Atmospheric Chemistry of CH 2 OO: The Hydrolysis of CH 2 OO in Small Clusters of Sulfuric Acid.

The hydrolysis of CH ₂ OO is not only a dominant sink for the CH ₂ OO intermediate in the atmosphere but also a key process in the formation of aerosols. Herein, the reaction mechanism and kinetics for the hydrolysis of CH ₂ OO catalyzed by the precursors of atmospheric aerosols, including H ₂ SO ₄ , H ₂ SO ₄ ···H ₂ O, and (H ₂ SO ₄ ) ₂ , have been studied theoretically at the CCSD(T)-F12a/cc-pVDZ-F12//B3LYP/6-311+G(2 df ,2 pd ) level.
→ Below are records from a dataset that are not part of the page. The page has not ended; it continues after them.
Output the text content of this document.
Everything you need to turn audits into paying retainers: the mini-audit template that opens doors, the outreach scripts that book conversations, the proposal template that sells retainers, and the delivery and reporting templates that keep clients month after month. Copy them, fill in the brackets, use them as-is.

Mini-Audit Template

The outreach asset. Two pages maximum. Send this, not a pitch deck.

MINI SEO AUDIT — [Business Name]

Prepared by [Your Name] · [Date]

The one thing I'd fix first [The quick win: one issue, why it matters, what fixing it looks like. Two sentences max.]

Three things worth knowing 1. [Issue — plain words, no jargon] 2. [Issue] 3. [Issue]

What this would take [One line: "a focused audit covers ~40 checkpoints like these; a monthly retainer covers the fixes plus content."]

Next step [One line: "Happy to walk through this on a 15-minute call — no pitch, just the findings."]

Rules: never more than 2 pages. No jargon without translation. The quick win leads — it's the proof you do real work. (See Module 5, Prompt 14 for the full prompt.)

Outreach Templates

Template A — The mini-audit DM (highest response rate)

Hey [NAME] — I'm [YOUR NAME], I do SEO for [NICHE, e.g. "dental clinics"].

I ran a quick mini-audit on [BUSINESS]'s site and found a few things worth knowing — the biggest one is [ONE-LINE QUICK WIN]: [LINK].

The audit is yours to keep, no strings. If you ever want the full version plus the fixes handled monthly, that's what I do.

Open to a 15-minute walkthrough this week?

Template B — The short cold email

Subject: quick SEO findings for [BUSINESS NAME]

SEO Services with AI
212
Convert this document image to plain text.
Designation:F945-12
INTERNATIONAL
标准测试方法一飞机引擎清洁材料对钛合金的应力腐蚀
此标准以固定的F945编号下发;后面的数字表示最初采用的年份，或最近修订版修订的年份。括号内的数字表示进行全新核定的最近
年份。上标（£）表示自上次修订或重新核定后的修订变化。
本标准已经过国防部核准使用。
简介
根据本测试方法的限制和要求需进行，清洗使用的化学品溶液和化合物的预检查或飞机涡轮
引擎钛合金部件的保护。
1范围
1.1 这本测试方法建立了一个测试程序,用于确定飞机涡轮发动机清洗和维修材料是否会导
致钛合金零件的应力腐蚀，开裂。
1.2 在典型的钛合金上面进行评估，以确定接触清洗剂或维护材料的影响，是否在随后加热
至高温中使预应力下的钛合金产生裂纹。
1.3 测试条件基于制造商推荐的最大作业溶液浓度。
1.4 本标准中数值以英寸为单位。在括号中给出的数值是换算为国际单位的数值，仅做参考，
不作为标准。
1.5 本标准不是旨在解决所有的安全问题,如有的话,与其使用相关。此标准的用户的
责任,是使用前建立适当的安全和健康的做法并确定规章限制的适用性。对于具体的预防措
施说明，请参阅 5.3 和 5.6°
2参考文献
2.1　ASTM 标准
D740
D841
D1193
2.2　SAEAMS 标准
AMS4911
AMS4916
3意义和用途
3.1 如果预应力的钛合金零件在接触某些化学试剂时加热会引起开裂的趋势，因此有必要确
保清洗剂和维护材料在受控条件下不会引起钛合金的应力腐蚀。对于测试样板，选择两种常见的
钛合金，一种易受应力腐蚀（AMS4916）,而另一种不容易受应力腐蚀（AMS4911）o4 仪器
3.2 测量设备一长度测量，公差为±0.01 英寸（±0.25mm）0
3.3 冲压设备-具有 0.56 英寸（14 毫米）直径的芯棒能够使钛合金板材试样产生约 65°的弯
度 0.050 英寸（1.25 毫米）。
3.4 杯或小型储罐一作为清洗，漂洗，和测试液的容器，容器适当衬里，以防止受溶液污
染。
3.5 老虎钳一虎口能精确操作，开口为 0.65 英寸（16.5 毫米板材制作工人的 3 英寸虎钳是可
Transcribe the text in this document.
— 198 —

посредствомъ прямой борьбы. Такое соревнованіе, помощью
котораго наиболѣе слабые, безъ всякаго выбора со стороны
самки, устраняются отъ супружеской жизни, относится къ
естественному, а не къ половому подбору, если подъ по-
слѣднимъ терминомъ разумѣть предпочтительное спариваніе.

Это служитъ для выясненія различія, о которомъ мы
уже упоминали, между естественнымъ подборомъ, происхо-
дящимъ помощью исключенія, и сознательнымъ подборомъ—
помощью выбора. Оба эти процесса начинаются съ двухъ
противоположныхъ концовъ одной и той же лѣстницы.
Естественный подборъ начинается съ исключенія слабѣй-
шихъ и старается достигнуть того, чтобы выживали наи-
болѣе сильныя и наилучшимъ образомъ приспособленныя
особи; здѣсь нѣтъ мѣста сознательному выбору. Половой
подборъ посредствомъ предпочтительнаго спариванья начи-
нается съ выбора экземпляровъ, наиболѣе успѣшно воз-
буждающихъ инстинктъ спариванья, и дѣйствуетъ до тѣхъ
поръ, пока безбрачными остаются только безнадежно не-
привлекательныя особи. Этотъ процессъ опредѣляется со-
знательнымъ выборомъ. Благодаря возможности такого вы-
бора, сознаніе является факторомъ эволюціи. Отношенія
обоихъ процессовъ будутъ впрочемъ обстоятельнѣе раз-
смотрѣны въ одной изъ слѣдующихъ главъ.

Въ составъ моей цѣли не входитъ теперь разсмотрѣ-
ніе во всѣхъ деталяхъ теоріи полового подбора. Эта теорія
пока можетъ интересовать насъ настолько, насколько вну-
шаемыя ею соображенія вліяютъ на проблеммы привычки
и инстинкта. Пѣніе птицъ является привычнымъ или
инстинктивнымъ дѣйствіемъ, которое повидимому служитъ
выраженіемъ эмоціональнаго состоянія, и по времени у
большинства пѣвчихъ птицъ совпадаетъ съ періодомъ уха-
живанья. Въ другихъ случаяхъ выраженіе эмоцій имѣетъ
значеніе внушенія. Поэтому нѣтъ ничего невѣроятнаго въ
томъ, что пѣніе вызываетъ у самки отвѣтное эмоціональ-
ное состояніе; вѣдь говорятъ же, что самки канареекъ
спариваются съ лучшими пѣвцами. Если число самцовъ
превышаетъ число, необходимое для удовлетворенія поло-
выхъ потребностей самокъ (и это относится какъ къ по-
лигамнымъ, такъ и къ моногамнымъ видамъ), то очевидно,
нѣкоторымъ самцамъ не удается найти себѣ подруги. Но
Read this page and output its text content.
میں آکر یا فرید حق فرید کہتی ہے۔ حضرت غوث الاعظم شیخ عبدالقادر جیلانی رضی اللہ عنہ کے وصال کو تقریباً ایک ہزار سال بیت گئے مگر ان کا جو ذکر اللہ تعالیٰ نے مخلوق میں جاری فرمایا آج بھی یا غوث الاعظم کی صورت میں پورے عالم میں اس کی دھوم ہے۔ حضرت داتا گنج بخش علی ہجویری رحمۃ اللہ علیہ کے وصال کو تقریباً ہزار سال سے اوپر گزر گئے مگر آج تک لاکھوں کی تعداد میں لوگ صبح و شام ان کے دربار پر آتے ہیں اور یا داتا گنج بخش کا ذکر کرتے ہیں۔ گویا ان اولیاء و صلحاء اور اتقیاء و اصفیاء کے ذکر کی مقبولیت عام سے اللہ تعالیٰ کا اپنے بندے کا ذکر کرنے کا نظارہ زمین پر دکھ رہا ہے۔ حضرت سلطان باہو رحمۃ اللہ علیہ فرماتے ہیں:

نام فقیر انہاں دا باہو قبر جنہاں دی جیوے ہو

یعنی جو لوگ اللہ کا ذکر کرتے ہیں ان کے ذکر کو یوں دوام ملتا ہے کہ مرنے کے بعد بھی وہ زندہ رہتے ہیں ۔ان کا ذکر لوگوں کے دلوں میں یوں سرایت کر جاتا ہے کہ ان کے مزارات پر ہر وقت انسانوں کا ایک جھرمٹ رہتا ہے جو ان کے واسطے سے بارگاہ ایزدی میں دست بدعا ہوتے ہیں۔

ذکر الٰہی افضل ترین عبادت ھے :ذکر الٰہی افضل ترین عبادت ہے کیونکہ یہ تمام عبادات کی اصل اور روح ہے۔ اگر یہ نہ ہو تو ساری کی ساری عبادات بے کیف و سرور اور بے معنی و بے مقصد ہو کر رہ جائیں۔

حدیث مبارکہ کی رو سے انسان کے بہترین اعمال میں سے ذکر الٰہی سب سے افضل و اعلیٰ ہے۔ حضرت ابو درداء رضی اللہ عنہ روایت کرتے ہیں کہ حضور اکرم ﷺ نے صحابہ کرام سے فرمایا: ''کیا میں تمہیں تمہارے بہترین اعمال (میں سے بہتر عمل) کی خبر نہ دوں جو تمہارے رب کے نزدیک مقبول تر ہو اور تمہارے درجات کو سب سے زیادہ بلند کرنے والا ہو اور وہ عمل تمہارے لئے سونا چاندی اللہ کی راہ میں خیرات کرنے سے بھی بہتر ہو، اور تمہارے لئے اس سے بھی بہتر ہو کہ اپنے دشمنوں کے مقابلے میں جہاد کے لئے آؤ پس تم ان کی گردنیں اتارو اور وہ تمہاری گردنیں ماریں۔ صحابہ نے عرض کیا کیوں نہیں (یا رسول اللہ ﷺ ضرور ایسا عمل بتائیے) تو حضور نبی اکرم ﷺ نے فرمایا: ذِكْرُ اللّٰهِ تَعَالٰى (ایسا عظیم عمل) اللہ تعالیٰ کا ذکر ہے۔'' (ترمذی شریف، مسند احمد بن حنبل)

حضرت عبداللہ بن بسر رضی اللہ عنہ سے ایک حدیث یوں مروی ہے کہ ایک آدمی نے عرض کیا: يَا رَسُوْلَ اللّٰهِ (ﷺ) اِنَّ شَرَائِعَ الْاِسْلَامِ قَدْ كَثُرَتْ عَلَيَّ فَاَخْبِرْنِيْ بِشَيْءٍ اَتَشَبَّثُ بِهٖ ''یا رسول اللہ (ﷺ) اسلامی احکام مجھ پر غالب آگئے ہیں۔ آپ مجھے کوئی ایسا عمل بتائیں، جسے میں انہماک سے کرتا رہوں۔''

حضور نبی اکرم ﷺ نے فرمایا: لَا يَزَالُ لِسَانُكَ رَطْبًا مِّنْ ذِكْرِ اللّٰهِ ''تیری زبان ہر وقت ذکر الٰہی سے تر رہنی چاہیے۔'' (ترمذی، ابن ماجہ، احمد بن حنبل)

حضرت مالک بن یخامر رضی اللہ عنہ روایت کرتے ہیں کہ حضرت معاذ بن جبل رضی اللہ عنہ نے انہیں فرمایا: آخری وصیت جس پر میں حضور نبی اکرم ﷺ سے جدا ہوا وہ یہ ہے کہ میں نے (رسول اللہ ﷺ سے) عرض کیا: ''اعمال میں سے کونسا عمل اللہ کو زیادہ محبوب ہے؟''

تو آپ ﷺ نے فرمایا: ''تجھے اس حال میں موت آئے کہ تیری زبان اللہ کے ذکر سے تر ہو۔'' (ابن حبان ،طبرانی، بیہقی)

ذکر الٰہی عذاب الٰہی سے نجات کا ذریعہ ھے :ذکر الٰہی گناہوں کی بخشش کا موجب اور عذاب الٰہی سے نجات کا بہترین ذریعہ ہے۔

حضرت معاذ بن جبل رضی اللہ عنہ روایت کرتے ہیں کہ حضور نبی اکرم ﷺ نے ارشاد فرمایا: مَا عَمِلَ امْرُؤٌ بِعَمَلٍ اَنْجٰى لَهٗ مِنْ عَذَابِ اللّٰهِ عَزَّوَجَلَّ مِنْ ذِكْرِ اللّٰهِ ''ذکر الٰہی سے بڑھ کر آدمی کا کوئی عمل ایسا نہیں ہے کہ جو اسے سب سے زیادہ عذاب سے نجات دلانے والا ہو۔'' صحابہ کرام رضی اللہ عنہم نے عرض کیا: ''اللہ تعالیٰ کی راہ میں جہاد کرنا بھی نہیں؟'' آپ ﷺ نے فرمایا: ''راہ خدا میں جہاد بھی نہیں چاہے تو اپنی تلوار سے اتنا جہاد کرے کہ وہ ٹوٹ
The calculated results show that the three catalysts decrease the energy barrier by over 10.3 kcal·mol ^-1 ; at the same time, the product formation of HOCH ₂ OOH is more strongly bonded to the three catalysts than to the reactants CH ₂ OO and H ₂ O, revealing that small clusters of sulfuric acid promote the hydrolysis of CH ₂ OO both kinetically and thermodynamically. Kinetic simulations show that the H ₂ SO ₄ -assisted reaction is more favorable than the H ₂ SO ₄ ···H ₂ O- (the pseudo-first-order rate constant being 27.9-11.5 times larger) and (H ₂ SO ₄ ) ₂ - (between 2.8 × 10 ⁴ and 3.4 × 10 ⁵ times larger) catalyzed reactions. Additionally, due to relatively lower concentration of H ₂ SO ₄ , the hydrolysis of CH ₂ OO with H ₂ SO ₄ cannot compete with the CH ₂ OO + H ₂ O or (H ₂ O) ₂ reaction within the temperature range of 280-320 K, since its pseudo-first-order rate ratio is smaller by 4-7 or 6-8 orders of magnitude, respectively. However, the present results provide a good example of how small clusters of sulfuric acid catalyze the hydrolysis of an important atmospheric species.